Abstract: We consider sequential prediction with expert advice when data are generated from distributions varying arbitrarily within an unknown constraint set. We quantify relaxations of the classical i.i.d. assumption in terms of these constraint sets, with i.i.d. sequences at one extreme and adversarial mechanisms at the other. The Hedge algorithm, long known to be minimax optimal in the adversarial regime, was recently shown to be minimax optimal for i.i.d. data. We show that Hedge with deterministic learning rates is suboptimal between these extremes, and present a new algorithm that adaptively achieves the minimax optimal rate of regret with respect to our relaxations of the i.i.d. assumption, and does so without knowledge of the underlying constraint set. We analyze our algorithm using the follow-the-regularized-leader framework, and prove it corresponds to Hedge with an adaptive learning rate that implicitly scales as the square root of the entropy of the current predictive distribution, rather than the entropy of the initial predictive distribution.

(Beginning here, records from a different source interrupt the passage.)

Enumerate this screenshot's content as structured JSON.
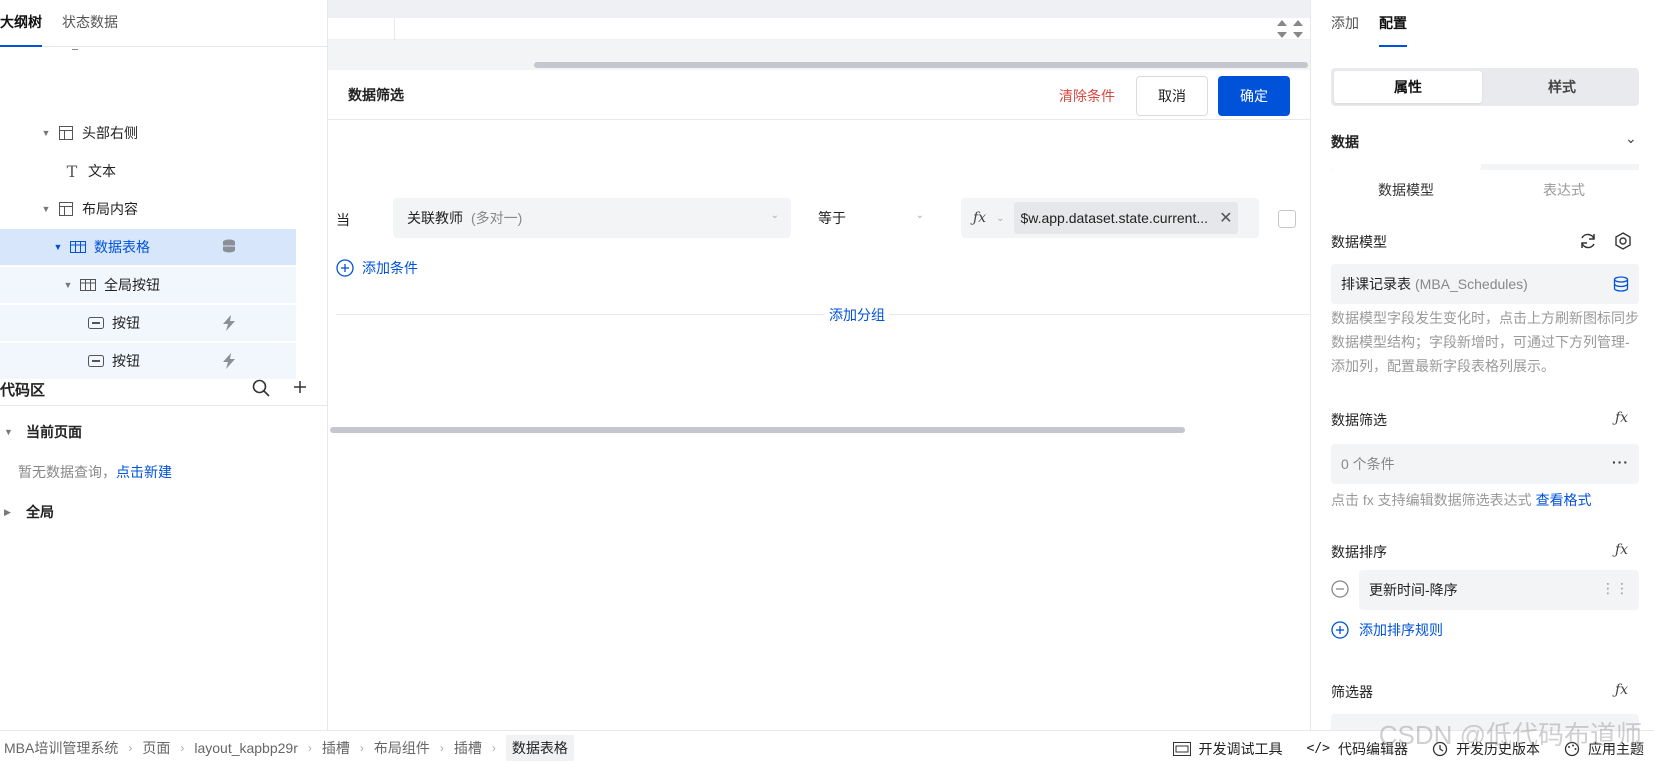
{
  "left": {
    "tabs": [
      "大纲树",
      "状态数据"
    ],
    "tree": [
      {
        "label": "头部右侧"
      },
      {
        "label": "文本"
      },
      {
        "label": "布局内容"
      },
      {
        "label": "数据表格"
      },
      {
        "label": "全局按钮"
      },
      {
        "label": "按钮"
      },
      {
        "label": "按钮"
      }
    ],
    "code": {
      "title": "代码区",
      "current_page": "当前页面",
      "empty_text": "暂无数据查询，",
      "create_link": "点击新建",
      "global": "全局"
    }
  },
  "filter": {
    "title": "数据筛选",
    "clear": "清除条件",
    "cancel": "取消",
    "ok": "确定",
    "when": "当",
    "field": "关联教师",
    "field_hint": "(多对一)",
    "operator": "等于",
    "value_tag": "$w.app.dataset.state.current...",
    "add_condition": "添加条件",
    "add_group": "添加分组"
  },
  "right": {
    "tabs": [
      "添加",
      "配置"
    ],
    "seg": [
      "属性",
      "样式"
    ],
    "data_title": "数据",
    "data_subtabs": [
      "数据模型",
      "表达式"
    ],
    "model_label": "数据模型",
    "model_name": "排课记录表",
    "model_code": "(MBA_Schedules)",
    "model_help": "数据模型字段发生变化时，点击上方刷新图标同步数据模型结构；字段新增时，可通过下方列管理-添加列，配置最新字段表格列展示。",
    "filter_label": "数据筛选",
    "filter_value": "0 个条件",
    "filter_help": "点击 fx 支持编辑数据筛选表达式",
    "filter_help_link": "查看格式",
    "sort_label": "数据排序",
    "sort_item": "更新时间-降序",
    "add_sort": "添加排序规则",
    "selector_label": "筛选器"
  },
  "footer": {
    "crumbs": [
      "MBA培训管理系统",
      "页面",
      "layout_kapbp29r",
      "插槽",
      "布局组件",
      "插槽",
      "数据表格"
    ],
    "tools": [
      "开发调试工具",
      "代码编辑器",
      "开发历史版本",
      "应用主题"
    ]
  },
  "watermark": "CSDN @低代码布道师",
  "colors": {
    "accent": "#0052d9",
    "danger": "#d54941",
    "selected": "#d7e6fb"
  }
}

Bio: Daniel Roy is an Associate Professor in the Department of Statistical Sciences at the University of Toronto, with cross appointments in Computer Science and Electrical and Computer Engineering. He is also a CIFAR Canada AI Chair and founding member of the Vector Institute. Prior to joining Toronto, he was a Research Fellow of Emmanuel College and Newton International Fellow of the Royal Academy of Engineering, hosted by the University of Cambridge. Roy completed his doctorate in Computer Science at the Massachusetts Institute of Technology, where his dissertation was awarded an MIT EECS Sprowls Award.

Bio: Blair Bilodeau is a third-year PhD candidate in the Department of Statistical Sciences at the University of Toronto, supported by an NSERC Doctoral Canada Graduate Scholarship and the Vector Institute. His research focuses on combining techniques from statistics and computer science to obtain theoretical performance guarantees for decision making. His work emphasizes guarantees that are sensitive to model structure, data assumptions, and model uncertainty.